Avant de se donner la mort, Van Gogh vit à Auvers et peint, obstinément. Sur ce labeur, Orsay s’étend, retraçant les derniers mois d’un génie pas si maudit, arrivé au creux du Val-d’Oise au sommet de son art.
« Réellement c’est gravement beau, c’est de la pleine campagne caractéristique et pittoresque », écrit Van Gogh à son frère Théo, le 20 mai 1890, sitôt rendu en terre impressionniste, alias Auvers-sur-Oise, près de Paris et loin de Saint-Rémy-de-Provence, dont il vient de quitter l’asile. Soixante-dix jours plus tard, le 27 juillet, armé d’un revolver, l’homme à l’oreille coupée se tire à bout portant une balle dans la région du cœur. Il s’éteint après trente heures d’agonie, sous les combles de l’auberge Ravoux, là où il avait pris pension et un nouvel élan, achevant en deux mois quelque 74 tableaux et 33 dessins. Les trois quart sont là, réunis pour la première fois grâce aux efforts communs du musée d’Orsay et du Van Gogh museum d’Amsterdam. En somme, une quarantaine de toiles et une vingtaine d’esquisses, preuves parlantes d’un talent fou attribué, à tort ou à raison, à un état fragile. “La santé de Van Gogh ne fait qu’orienter ses choix. Elle n’explique pas la magie de son art”, nuance le chercheur Louis Van Tilborgh. Au lieu de s’apitoyer sur le triste sort d’un suicidé de la société, le parcours chrono-thématique retrace sans affect ses derniers grands moments, de vie et de peinture.

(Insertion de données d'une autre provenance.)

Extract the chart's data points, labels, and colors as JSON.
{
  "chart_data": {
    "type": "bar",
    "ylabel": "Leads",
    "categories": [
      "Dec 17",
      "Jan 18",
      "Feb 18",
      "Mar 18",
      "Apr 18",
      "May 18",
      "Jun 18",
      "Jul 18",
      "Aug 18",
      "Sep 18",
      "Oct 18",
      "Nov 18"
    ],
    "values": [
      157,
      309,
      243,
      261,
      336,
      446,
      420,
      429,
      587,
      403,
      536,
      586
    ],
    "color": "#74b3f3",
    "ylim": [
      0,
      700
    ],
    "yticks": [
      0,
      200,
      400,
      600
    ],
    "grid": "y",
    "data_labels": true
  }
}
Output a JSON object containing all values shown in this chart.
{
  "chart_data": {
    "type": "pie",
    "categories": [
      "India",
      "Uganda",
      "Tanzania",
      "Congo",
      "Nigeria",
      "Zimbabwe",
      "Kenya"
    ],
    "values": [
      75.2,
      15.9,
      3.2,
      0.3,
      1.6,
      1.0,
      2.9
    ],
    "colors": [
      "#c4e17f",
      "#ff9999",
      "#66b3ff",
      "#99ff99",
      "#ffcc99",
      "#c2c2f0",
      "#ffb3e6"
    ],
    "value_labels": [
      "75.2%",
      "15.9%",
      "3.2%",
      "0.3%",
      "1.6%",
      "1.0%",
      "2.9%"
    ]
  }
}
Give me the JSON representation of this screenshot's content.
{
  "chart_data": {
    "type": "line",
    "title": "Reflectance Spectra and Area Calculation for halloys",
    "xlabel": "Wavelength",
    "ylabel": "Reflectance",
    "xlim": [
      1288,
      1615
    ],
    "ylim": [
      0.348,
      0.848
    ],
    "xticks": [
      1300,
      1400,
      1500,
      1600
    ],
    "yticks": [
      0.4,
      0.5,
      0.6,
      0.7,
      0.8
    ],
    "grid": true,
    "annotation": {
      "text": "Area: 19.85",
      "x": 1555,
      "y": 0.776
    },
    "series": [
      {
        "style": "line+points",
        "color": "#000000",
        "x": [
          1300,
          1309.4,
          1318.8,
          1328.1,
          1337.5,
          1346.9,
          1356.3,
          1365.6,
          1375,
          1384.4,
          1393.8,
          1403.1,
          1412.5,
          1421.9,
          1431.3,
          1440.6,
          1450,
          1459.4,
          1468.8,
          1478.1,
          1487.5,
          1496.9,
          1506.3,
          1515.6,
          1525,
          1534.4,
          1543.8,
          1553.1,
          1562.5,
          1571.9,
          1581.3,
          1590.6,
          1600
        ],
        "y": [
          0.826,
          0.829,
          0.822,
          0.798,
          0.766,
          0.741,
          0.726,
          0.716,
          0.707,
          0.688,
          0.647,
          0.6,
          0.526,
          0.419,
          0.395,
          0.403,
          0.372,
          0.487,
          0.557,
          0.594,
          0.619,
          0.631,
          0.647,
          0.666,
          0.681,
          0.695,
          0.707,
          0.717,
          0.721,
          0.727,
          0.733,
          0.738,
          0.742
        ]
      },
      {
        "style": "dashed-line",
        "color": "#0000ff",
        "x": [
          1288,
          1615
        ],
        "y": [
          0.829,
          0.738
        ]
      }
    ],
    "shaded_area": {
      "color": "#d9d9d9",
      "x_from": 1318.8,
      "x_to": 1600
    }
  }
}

À commencer par la rencontre du Dr Paul Gachet, recommandé par Camille Pissarro et chargé par Théo de veiller sur son aîné, lequel voit clair en cet “excentrique” atteint, “aussi gravement” que lui, de mélancolie. Son portrait, l’une des huit huiles d’Auvers conservées à Orsay, ouvre l’enquête : à la droite du peintre défiant son reflet roux et jade, l’homéopathe pose pensif sur un coin de table, un brin de digitale pourpre à la main. C’est sur les conseils de cet “ami tout fait”, artiste manqué dont les essais sous pseudonyme remplissent le cabinet voisin, que Van Gogh se “jette dans le travail”, trouvant sur le motif de quoi se “distraire”. Soit, par ordre d’apparition : des rues et des maisons, des fleurs et des visages, essentiellement des paysages. Fidèle à sa manière, le réel se tord. Tout penche, gondole, va de travers, comme le toit de L’Église d’Auvers-sur-Oise, autre trésor d’Orsay, ondulant dans un ciel bleu nuit, tandis qu’une nonne foule l’herbe battue par les vents. Il faut parler du cadre, jusqu’alors sombre et mouluré, remplacé exprès par une simple baguette plate et blanc cassé, semblable à celle retrouvée par l’expert Wouter van der Veen dans le grenier du Dr Gachet, destinée aux Chaumes de Cordeville. Ce geste dit à lui seul les progrès de la recherche sur une œuvre illustre dévorée par son mythe. Ordonnée, localisée (une carte du village rapproche chaque œuvre de son lieu de création), augmentée (une expérience immersive offre une plongée en pleine matière, au ras d’une palette), elle est ici appréciée pour ce qu’elle est : tenace, audacieuse.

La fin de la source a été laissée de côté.